North Korean hackers have exploited a just lately patched Google Chrome zero-day (CVE-2024-7971) to deploy the FudModule rootkit after gaining SYSTEM privileges utilizing a Home windows Kernel exploit.
“We assess with excessive confidence that the noticed exploitation of CVE-2024-7971 may be attributed to a North Korean menace actor focusing on the cryptocurrency sector for monetary acquire,” Microsoft mentioned on Friday, attributing the assaults to Citrine Sleet (beforehand tracked as DEV-0139).
Different cybersecurity distributors observe this North Korean menace group as AppleJeus, Labyrinth Chollima, and UNC4736, whereas the U.S. authorities collectively refers to malicious actors sponsored by the North Korean authorities as Hidden Cobra.
Citrine Sleet targets monetary establishments, specializing in cryptocurrency organizations and related people, and has been beforehand linked to Bureau 121 of North Korea’s Reconnaissance Common Bureau.
The North Korean hackers are additionally recognized for utilizing malicious web sites camouflaged as respectable cryptocurrency buying and selling platforms to contaminate potential victims with faux job purposes or weaponized cryptocurrency wallets or buying and selling apps.
UNC4736 trojanized the Electron-based desktop consumer of video conferencing software program maker 3CX in March 2023, following a earlier supply-chain assault through which they breached the location of Buying and selling Applied sciences, a inventory buying and selling automation firm, to push trojanized X_TRADER software program builds.
Google’s Menace Evaluation Group (TAG) additionally linked AppleJeus to the compromise of Buying and selling Applied sciences’ web site in a March 2022 report. The U.S. authorities additionally warned about North Korean-backed state hackers focusing on cryptocurrency-related firms and people with AppleJeus malware for years.
Home windows Kernel downloaded in Chrome zero-day assault
Google patched the CVE-2024-7971 zero-day final week, describing it as a sort confusion weak point in Chrome’s V8 JavaScript engine.

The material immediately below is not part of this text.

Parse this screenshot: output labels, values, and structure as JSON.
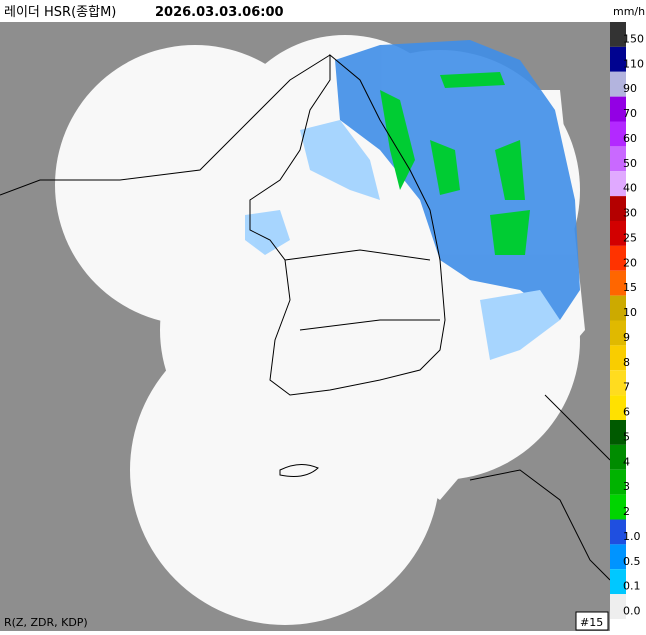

This vulnerability enabled the menace actors to realize distant code execution within the sandboxed Chromium renderer technique of targets redirected to an attacker-controlled web site at voyagorclub[.]area.
After escaping the sandbox, they used the compromised net browser to obtain a Home windows sandbox escape exploit focusing on the CVE-2024-38106 flaw within the Home windows Kernel (mounted throughout this month’s Patch Tuesday), which enabled them to realize SYSTEM privileges.

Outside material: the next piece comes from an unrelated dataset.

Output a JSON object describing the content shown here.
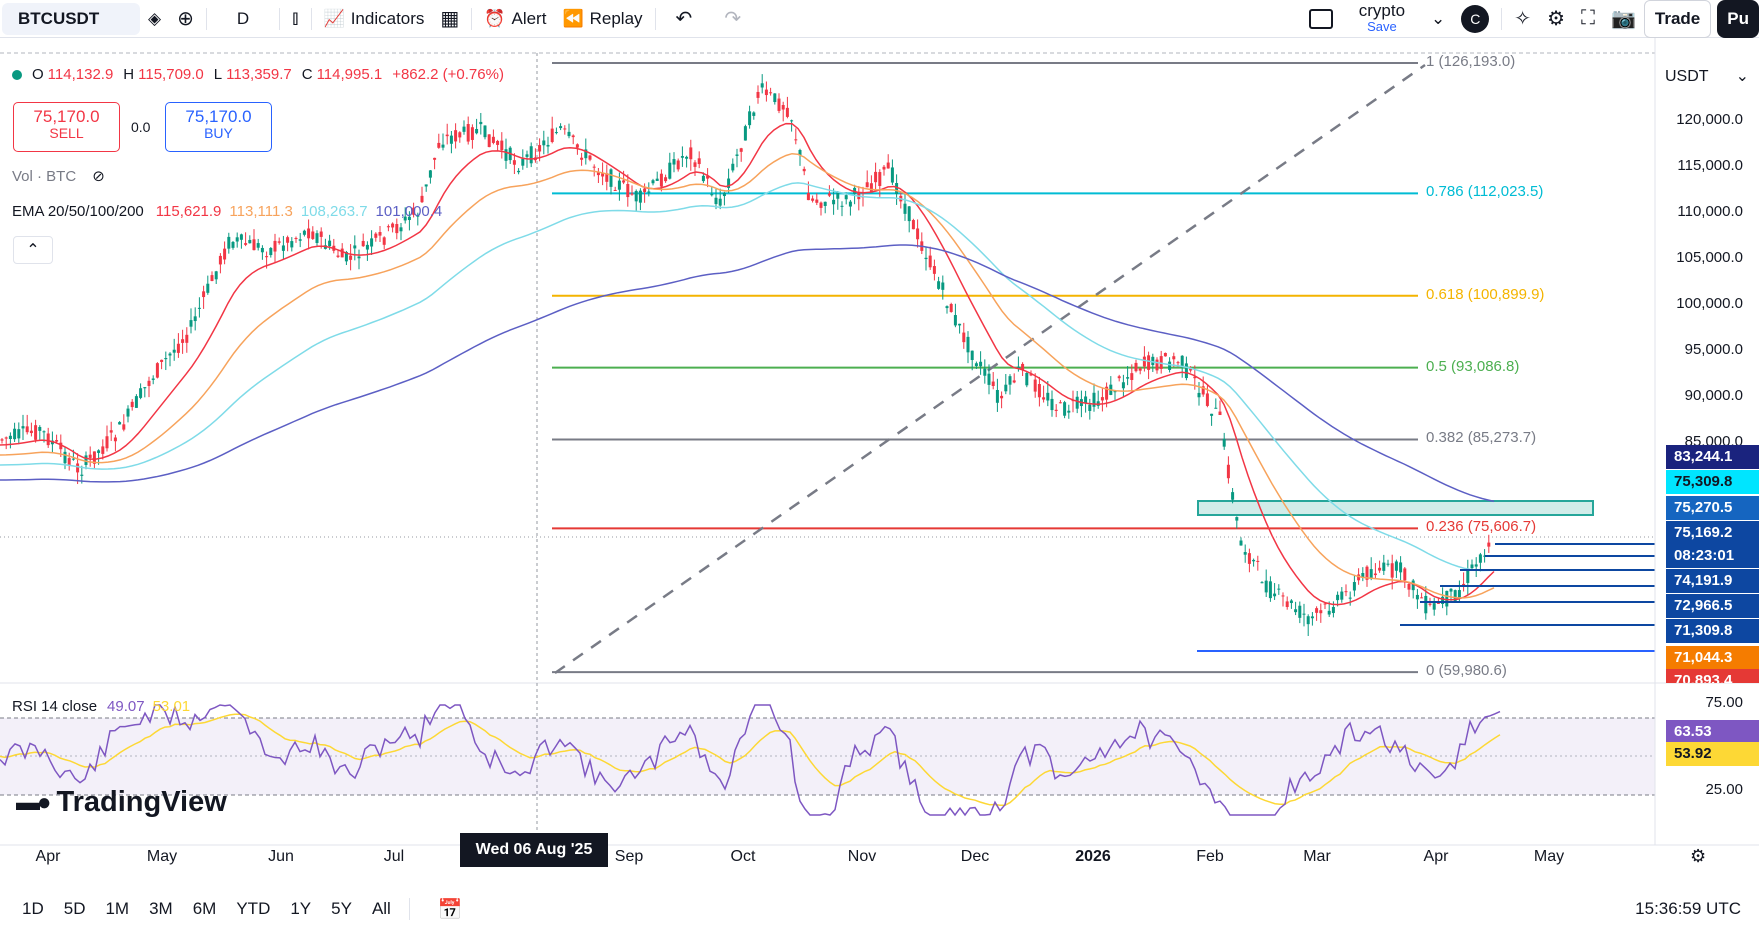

The menace actors additionally downloaded and loaded the FudModule rootkit into reminiscence, which was used for kernel tampering and direct kernel object manipulation (DKOM) and allowed them to bypass kernel safety mechanisms.
Since its discovery in October 2022, this rootkit has additionally been utilized by Diamond Sleet, one other North Korean hacking group with which Citrine Sleet shares different malicious instruments and assault infrastructure.
“On August 13, Microsoft launched a safety replace to handle a zero-day vulnerability within the AFD.sys driver in Home windows (CVE-2024-38193) recognized by Gen Menace Labs,” Microsoft mentioned on Friday.
“In early June, Gen Menace Labs recognized Diamond Sleet exploiting this vulnerability in an assault using the FudModule rootkit, which establishes full customary user-to-kernel entry, advancing from the beforehand seen admin-to-kernel entry.”
Redmond added that one of many organizations focused in assaults exploiting the CVE-2024-7971 Chrome zero-day was additionally beforehand focused by one other North Korean menace group tracked as BlueNoroff (or Sapphire Sleet).